7 De dagen der besoeckinge zijn gekomen, de dagen der vergeldinge zijn gekomen; die van Israël sullen’t gewaer worden: de Propheet is een dwaes, de man des geests is onsinnich; om de grootheyt uwer ongerechticheyt, is den haet oock groot.
8 De wachter van Ephraim is met mijnen Godt: [maer] de Propheet is een vogelvangers- strick op alle sijne wegen ; een haet in den huyse sijns Godts.
9 Sy hebben sich seer diep verdorven, als in de dagen van Gibea: hy sal harer ongerechticheyt gedencken, hy sal hare sonden besoecken.
10 Ick vondt Israël als druyven in de woestijne, ick sach uwe vaderen als d’eerste vrucht aen den vijge-boom in haer beginsel: [maer] sy gingen in [tot] Baal-Peor, ende sonderden sich af tot die Schaemte, ende wierden gantsch verfoeyelick nae hare boelerye.
11 Aengaende Ephraim, haerlieder heerlickheyt sal wechvliegen als een vogel: van der geboorte, ende van [’smoeders] buyck, ende van de ontfanckenisse af.
12 Of sy schoon hare kinderen mochten groot maken, ick salser doch van berooven, dat se onder de menschen niet en sullen zijn: want oock, wee hen, als ick van hen sal geweken zijn.
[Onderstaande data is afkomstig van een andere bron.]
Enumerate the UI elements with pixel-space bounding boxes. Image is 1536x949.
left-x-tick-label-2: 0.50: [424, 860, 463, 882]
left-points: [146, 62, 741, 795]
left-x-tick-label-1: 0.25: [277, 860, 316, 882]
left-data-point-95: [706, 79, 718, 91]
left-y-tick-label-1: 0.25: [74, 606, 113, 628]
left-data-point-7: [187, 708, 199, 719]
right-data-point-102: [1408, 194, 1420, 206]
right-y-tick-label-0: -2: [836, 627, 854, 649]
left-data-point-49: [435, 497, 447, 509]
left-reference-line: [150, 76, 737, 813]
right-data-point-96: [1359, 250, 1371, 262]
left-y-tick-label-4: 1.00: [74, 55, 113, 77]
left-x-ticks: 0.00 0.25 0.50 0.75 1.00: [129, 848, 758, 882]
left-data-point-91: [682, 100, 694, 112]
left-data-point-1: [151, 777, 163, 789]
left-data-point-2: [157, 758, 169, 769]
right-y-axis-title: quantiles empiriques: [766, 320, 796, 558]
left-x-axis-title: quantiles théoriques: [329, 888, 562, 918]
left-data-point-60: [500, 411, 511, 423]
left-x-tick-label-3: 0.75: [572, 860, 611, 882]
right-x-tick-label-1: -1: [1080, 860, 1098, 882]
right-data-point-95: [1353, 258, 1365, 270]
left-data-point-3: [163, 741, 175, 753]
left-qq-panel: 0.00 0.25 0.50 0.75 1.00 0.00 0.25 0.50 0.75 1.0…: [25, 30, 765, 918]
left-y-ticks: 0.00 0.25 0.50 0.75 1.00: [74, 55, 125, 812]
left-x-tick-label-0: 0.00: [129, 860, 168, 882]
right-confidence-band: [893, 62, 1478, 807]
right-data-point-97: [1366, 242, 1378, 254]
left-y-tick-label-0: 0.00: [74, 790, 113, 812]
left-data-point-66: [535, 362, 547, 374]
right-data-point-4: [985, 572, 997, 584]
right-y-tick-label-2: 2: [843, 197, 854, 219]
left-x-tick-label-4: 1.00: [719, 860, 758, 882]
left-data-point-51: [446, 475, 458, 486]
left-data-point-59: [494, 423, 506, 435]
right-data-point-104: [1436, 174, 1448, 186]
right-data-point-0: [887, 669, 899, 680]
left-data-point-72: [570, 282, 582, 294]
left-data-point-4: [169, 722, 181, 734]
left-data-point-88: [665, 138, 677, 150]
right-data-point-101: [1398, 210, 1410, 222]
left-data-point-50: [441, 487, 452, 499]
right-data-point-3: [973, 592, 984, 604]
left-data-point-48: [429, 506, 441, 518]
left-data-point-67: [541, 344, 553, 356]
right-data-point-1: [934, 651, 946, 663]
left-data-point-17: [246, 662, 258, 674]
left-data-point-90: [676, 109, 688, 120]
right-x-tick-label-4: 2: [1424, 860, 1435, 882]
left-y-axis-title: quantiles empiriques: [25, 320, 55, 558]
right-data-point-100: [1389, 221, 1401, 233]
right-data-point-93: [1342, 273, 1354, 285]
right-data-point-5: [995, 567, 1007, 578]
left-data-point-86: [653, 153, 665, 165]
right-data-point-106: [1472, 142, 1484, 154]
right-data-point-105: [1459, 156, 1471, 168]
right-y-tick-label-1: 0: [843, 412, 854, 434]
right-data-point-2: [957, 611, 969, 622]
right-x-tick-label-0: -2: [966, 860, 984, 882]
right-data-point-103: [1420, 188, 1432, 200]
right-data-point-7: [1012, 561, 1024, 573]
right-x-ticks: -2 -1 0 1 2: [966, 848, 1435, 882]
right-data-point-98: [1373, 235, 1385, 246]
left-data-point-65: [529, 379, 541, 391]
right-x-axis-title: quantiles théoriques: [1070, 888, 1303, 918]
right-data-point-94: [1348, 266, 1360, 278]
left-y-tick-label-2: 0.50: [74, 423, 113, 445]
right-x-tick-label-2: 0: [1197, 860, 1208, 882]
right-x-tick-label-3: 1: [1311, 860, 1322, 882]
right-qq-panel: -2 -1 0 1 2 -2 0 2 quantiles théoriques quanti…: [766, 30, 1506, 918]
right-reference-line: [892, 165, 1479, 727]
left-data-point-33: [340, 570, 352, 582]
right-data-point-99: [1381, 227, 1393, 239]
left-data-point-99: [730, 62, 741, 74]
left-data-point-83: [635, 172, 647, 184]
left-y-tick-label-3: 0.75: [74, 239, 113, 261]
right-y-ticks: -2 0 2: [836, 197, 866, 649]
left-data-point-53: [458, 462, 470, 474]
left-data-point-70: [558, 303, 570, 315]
13 Ephraim is, gelijck als ick Tyrus aensach, die geplant is in eene lieflicke woonplaetse: maer Ephraim sal sijne kinderen moeten uytbrengen tot den dootslager.
14 Geeft hen, HEERE; wat sult ghy geven ? Geeft hen eene misdragende baer-moeder, ende uyt-droogende borsten.
15 Alle hare boosheyt is te Gilgal, want daer heb’ ickse gehaett, om de boosheyt harer handelingen; ick salse uyt mijnen huyse uytdrijven: Ick en salse voortaen niet meer lief hebben; alle hare Vorsten zijn afvallige.
16 Ephraim is geslagen, haerlieder wortel is verdorret, sy en sullen geene vrucht voortbrengen: Ia of sy schoon genereerden, so sal ick doch de gewenschte [vruchten] hares buycks dooden.
17 Mijn Godt salse verwerpen, om datse nae hem niet en hooren: ende sy sullen omswervende zijn onder de heydenen.